Karl Schurz widmete die ersten Jahre seines Aufenthaltes in Amerika ernsten Studien. In einem kleinen Städtchen Wisconsin’s lebte er zurückgezogen. Dort machte er sich mit der Sprache, den Gesetzen und der Geschichte des Landes vertraut. Der im Jahre 1854 durch die Douglas’sche Truglehre von der Volkssouveränetät, vermittelst welcher die Negersclaverei in die noch nicht unter die Staaten aufgenommenen Gebietstheile eingeschmuggelt werden sollte, neu entzündete Kampf der freien Staaten des Nordens gegen die Negersclaverei rief Karl Schurz zum ersten Male auf die politische Bühne. Mit Erstaunen und Begeisterung berichteten anglo-amerikanische Blätter von einem jungen Deutschen, der in herrlicher Rede, in schönem und classischem Englisch die Sache der Freiheit zu vertheidigen gekommen sei. Der Name Karl Schurz flog zuerst im Nordwesten von Mund zu Munde, er sollte sich bald über alle Theile des Landes verbreiten, gefeiert werden unter den Republikanern, gefürchtet von den Demokraten, die bis dahin gewohnt waren, auf die Stimmen der eingewanderten Deutschen zu rechnen. Stephen Douglas, der berühmte Senator von Illinois, der Führer des nördlichen Flügels der Demokraten, fand in dem kühnen Fremdlinge einen ebenbürtigen – einen überlegenen Gegner. Schurz’ „Anklageact“, wie er seine Hauptrede gegen Douglas nannte, trug nicht wenig dazu bei, die Deutschen massenhaft aus dem demokratischen sclavereifreundlich gesinnten Lager in das freiheitliche der Republikaner zu führen und die Präsidentenwahl im Jahre 1860 zu Gunsten der Letzteren zu entscheiden.
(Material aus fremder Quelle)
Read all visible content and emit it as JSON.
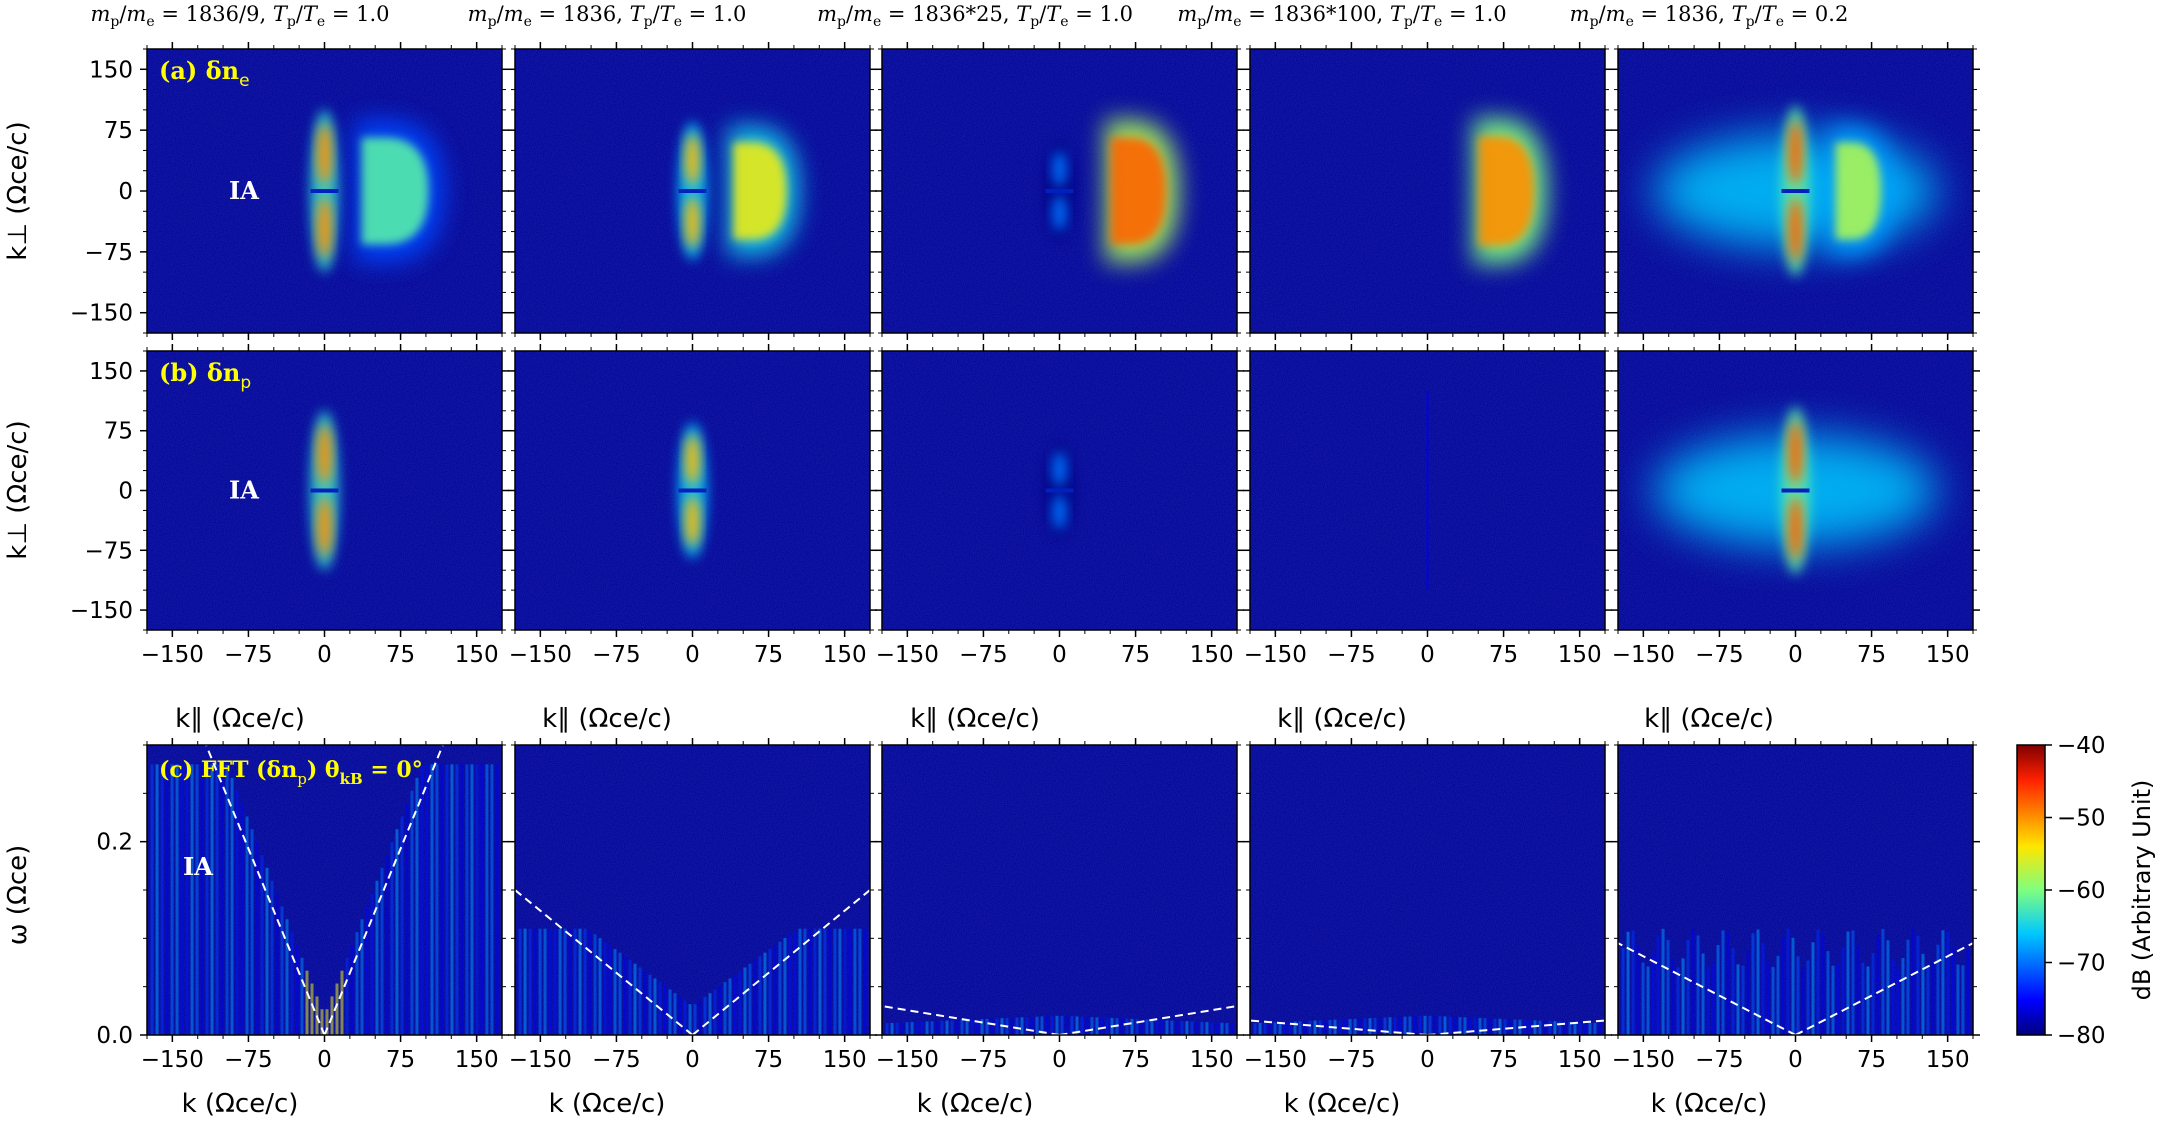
{
  "figure": {
    "column_headers": [
      {
        "ratio": "m<sub>p</sub>/m<sub>e</sub> = 1836/9",
        "temp": "T<sub>p</sub>/T<sub>e</sub> = 1.0"
      },
      {
        "ratio": "m<sub>p</sub>/m<sub>e</sub> = 1836",
        "temp": "T<sub>p</sub>/T<sub>e</sub> = 1.0"
      },
      {
        "ratio": "m<sub>p</sub>/m<sub>e</sub> = 1836*25",
        "temp": "T<sub>p</sub>/T<sub>e</sub> = 1.0"
      },
      {
        "ratio": "m<sub>p</sub>/m<sub>e</sub> = 1836*100",
        "temp": "T<sub>p</sub>/T<sub>e</sub> = 1.0"
      },
      {
        "ratio": "m<sub>p</sub>/m<sub>e</sub> = 1836",
        "temp": "T<sub>p</sub>/T<sub>e</sub> = 0.2"
      }
    ],
    "column_header_text": [
      "mp/me = 1836/9, Tp/Te = 1.0",
      "mp/me = 1836, Tp/Te = 1.0",
      "mp/me = 1836*25, Tp/Te = 1.0",
      "mp/me = 1836*100, Tp/Te = 1.0",
      "mp/me = 1836, Tp/Te = 0.2"
    ],
    "row_labels": {
      "a": "(a) δn",
      "a_sub": "e",
      "b": "(b) δn",
      "b_sub": "p",
      "c": "(c) FFT (δn",
      "c_sub": "p",
      "c_tail": ") θ",
      "c_theta_sub": "kB",
      "c_end": " = 0°"
    },
    "ia_label": "IA",
    "axis_labels": {
      "kperp": "k⊥ (Ωce/c)",
      "kpar": "k∥ (Ωce/c)",
      "omega": "ω (Ωce)",
      "k": "k (Ωce/c)"
    },
    "colorbar": {
      "label": "dB (Arbitrary Unit)",
      "ticks": [
        "−40",
        "−50",
        "−60",
        "−70",
        "−80"
      ],
      "colormap": "jet",
      "range": [
        -80,
        -40
      ]
    },
    "annotation_color": "#ffff00",
    "ia_color": "#ffffff"
  },
  "chart_data": [
    {
      "type": "heatmap",
      "row": "a",
      "column": 1,
      "quantity": "δn_e spectrum in (k∥, k⊥)",
      "xlabel": "k∥ (Ωce/c)",
      "ylabel": "k⊥ (Ωce/c)",
      "xlim": [
        -175,
        175
      ],
      "ylim": [
        -175,
        175
      ],
      "xticks": [
        -150,
        -75,
        0,
        75,
        150
      ],
      "yticks": [
        -150,
        -75,
        0,
        75,
        150
      ],
      "features": [
        {
          "kind": "vertical-band",
          "k_par": 0,
          "k_perp_extent": 100,
          "level_dB": -50
        },
        {
          "kind": "half-disk",
          "k_par_start": 30,
          "k_par_end": 118,
          "k_perp_extent": 88,
          "level_dB": -62
        }
      ],
      "annotation": "IA"
    },
    {
      "type": "heatmap",
      "row": "a",
      "column": 2,
      "xlim": [
        -175,
        175
      ],
      "ylim": [
        -175,
        175
      ],
      "features": [
        {
          "kind": "vertical-band",
          "k_par": 0,
          "k_perp_extent": 85,
          "level_dB": -52
        },
        {
          "kind": "half-disk",
          "k_par_start": 35,
          "k_par_end": 105,
          "k_perp_extent": 80,
          "level_dB": -55
        }
      ]
    },
    {
      "type": "heatmap",
      "row": "a",
      "column": 3,
      "xlim": [
        -175,
        175
      ],
      "ylim": [
        -175,
        175
      ],
      "features": [
        {
          "kind": "vertical-band",
          "k_par": 0,
          "k_perp_extent": 60,
          "level_dB": -70
        },
        {
          "kind": "half-disk",
          "k_par_start": 45,
          "k_par_end": 118,
          "k_perp_extent": 88,
          "level_dB": -48
        }
      ]
    },
    {
      "type": "heatmap",
      "row": "a",
      "column": 4,
      "xlim": [
        -175,
        175
      ],
      "ylim": [
        -175,
        175
      ],
      "features": [
        {
          "kind": "half-disk",
          "k_par_start": 45,
          "k_par_end": 118,
          "k_perp_extent": 90,
          "level_dB": -50
        }
      ]
    },
    {
      "type": "heatmap",
      "row": "a",
      "column": 5,
      "xlim": [
        -175,
        175
      ],
      "ylim": [
        -175,
        175
      ],
      "features": [
        {
          "kind": "vertical-band",
          "k_par": 0,
          "k_perp_extent": 105,
          "level_dB": -48
        },
        {
          "kind": "half-disk",
          "k_par_start": 35,
          "k_par_end": 95,
          "k_perp_extent": 80,
          "level_dB": -58
        },
        {
          "kind": "wings",
          "k_par_extent": 140,
          "level_dB": -66
        }
      ]
    },
    {
      "type": "heatmap",
      "row": "b",
      "column": 1,
      "quantity": "δn_p spectrum in (k∥, k⊥)",
      "xlim": [
        -175,
        175
      ],
      "ylim": [
        -175,
        175
      ],
      "features": [
        {
          "kind": "vertical-band",
          "k_par": 0,
          "k_perp_extent": 100,
          "level_dB": -50
        }
      ],
      "annotation": "IA"
    },
    {
      "type": "heatmap",
      "row": "b",
      "column": 2,
      "xlim": [
        -175,
        175
      ],
      "ylim": [
        -175,
        175
      ],
      "features": [
        {
          "kind": "vertical-band",
          "k_par": 0,
          "k_perp_extent": 85,
          "level_dB": -52
        }
      ]
    },
    {
      "type": "heatmap",
      "row": "b",
      "column": 3,
      "xlim": [
        -175,
        175
      ],
      "ylim": [
        -175,
        175
      ],
      "features": [
        {
          "kind": "vertical-band",
          "k_par": 0,
          "k_perp_extent": 60,
          "level_dB": -70
        }
      ]
    },
    {
      "type": "heatmap",
      "row": "b",
      "column": 4,
      "xlim": [
        -175,
        175
      ],
      "ylim": [
        -175,
        175
      ],
      "features": [
        {
          "kind": "thin-line",
          "k_par": 0,
          "level_dB": -76
        }
      ]
    },
    {
      "type": "heatmap",
      "row": "b",
      "column": 5,
      "xlim": [
        -175,
        175
      ],
      "ylim": [
        -175,
        175
      ],
      "features": [
        {
          "kind": "vertical-band",
          "k_par": 0,
          "k_perp_extent": 105,
          "level_dB": -48
        },
        {
          "kind": "wings",
          "k_par_extent": 140,
          "level_dB": -66
        }
      ]
    },
    {
      "type": "heatmap",
      "row": "c",
      "column": 1,
      "quantity": "FFT(δn_p), θ_kB = 0°",
      "xlabel": "k (Ωce/c)",
      "ylabel": "ω (Ωce)",
      "xlim": [
        -175,
        175
      ],
      "ylim": [
        0,
        0.3
      ],
      "xticks": [
        -150,
        -75,
        0,
        75,
        150
      ],
      "yticks": [
        0.0,
        0.2
      ],
      "dispersion_line_slope": 0.00257,
      "annotation": "IA"
    },
    {
      "type": "heatmap",
      "row": "c",
      "column": 2,
      "xlim": [
        -175,
        175
      ],
      "ylim": [
        0,
        0.3
      ],
      "dispersion_line_slope": 0.000857
    },
    {
      "type": "heatmap",
      "row": "c",
      "column": 3,
      "xlim": [
        -175,
        175
      ],
      "ylim": [
        0,
        0.3
      ],
      "dispersion_line_slope": 0.000171
    },
    {
      "type": "heatmap",
      "row": "c",
      "column": 4,
      "xlim": [
        -175,
        175
      ],
      "ylim": [
        0,
        0.3
      ],
      "dispersion_line_slope": 8.57e-05
    },
    {
      "type": "heatmap",
      "row": "c",
      "column": 5,
      "xlim": [
        -175,
        175
      ],
      "ylim": [
        0,
        0.3
      ],
      "dispersion_line_slope": 0.000543
    }
  ]
}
Abraham Lincoln belohnte die Dienste, welche der deutsche Demosthenes der Sache der Freiheit geleistet, mit dem Gesandtschaftsposten in Spanien. Allein kaum war Karl Schurz an dem Hofe der tugendsamen Isabella erschienen, als auch schon die Kriegstrompete in den Vereinigten Staaten erschallte. Konnte er, während die von ihm mit den Waffen des Verstandes und aus vollem Herzen vertheidigte Sache die Bluttaufe erhielt, müßig an dem Hofe der steifen Etiquette in dem Dufte der Unschuldsrose rasten? Wer hätte dies von Karl Schurz denken dürfen? Er trat als Brigadegeneral in die Armee, wurde bald zum Generalmajor befördert und befehligte in der unglücklichen Schlacht von Chancellorsville eine aus lauter deutschen Regimentern bestehende Division des elften Armeecorps. Dem Ungestüm, der überlegenen Strategie Stonewall Jackson’s, der mit Uebermacht aus schützendem Walde hervorbrach, konnte er nicht Stand halten.
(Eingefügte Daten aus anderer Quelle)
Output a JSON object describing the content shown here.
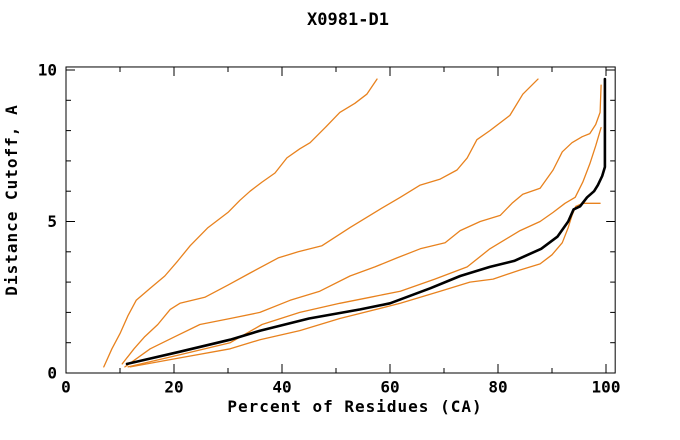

Nach beendigtem Kriege finden wir Karl Schurz als Redacteur einer in englischer Sprache gedruckten republikanischen Zeitung in Detroit, im Staate Michigan; allein die journalistische Laufbahn konnte ihn nicht befriedigen, und – offen gestanden, die Journalistik war auch kein Feld für ihn, außer zur Vorbereitung für die Carriere des Staatsmannes, in welcher Alle, die ihn mit Aufmerksamkeit und mit mehr als oberflächlichem Blicke beobachtet hatten, seinen wahren Beruf erkannten.

Aber in Amerika genügt Talent und staatsmännische Befähigung

Anmerkungen (Wikisource)

  1. Vorlage: dreiunddreißig, siehe Berichtigung in Heft 18
Empfohlene Zitierweise:
Verschiedene: Die Gartenlaube (1872). Leipzig: Ernst Keil, 1872, Seite 261. Digitale Volltext-Ausgabe bei Wikisource, URL: https://de.wikisource.org/w/index.php?title=Seite:Die_Gartenlaube_(1872)_261.jpg&oldid=- (Version vom 27.8.2018)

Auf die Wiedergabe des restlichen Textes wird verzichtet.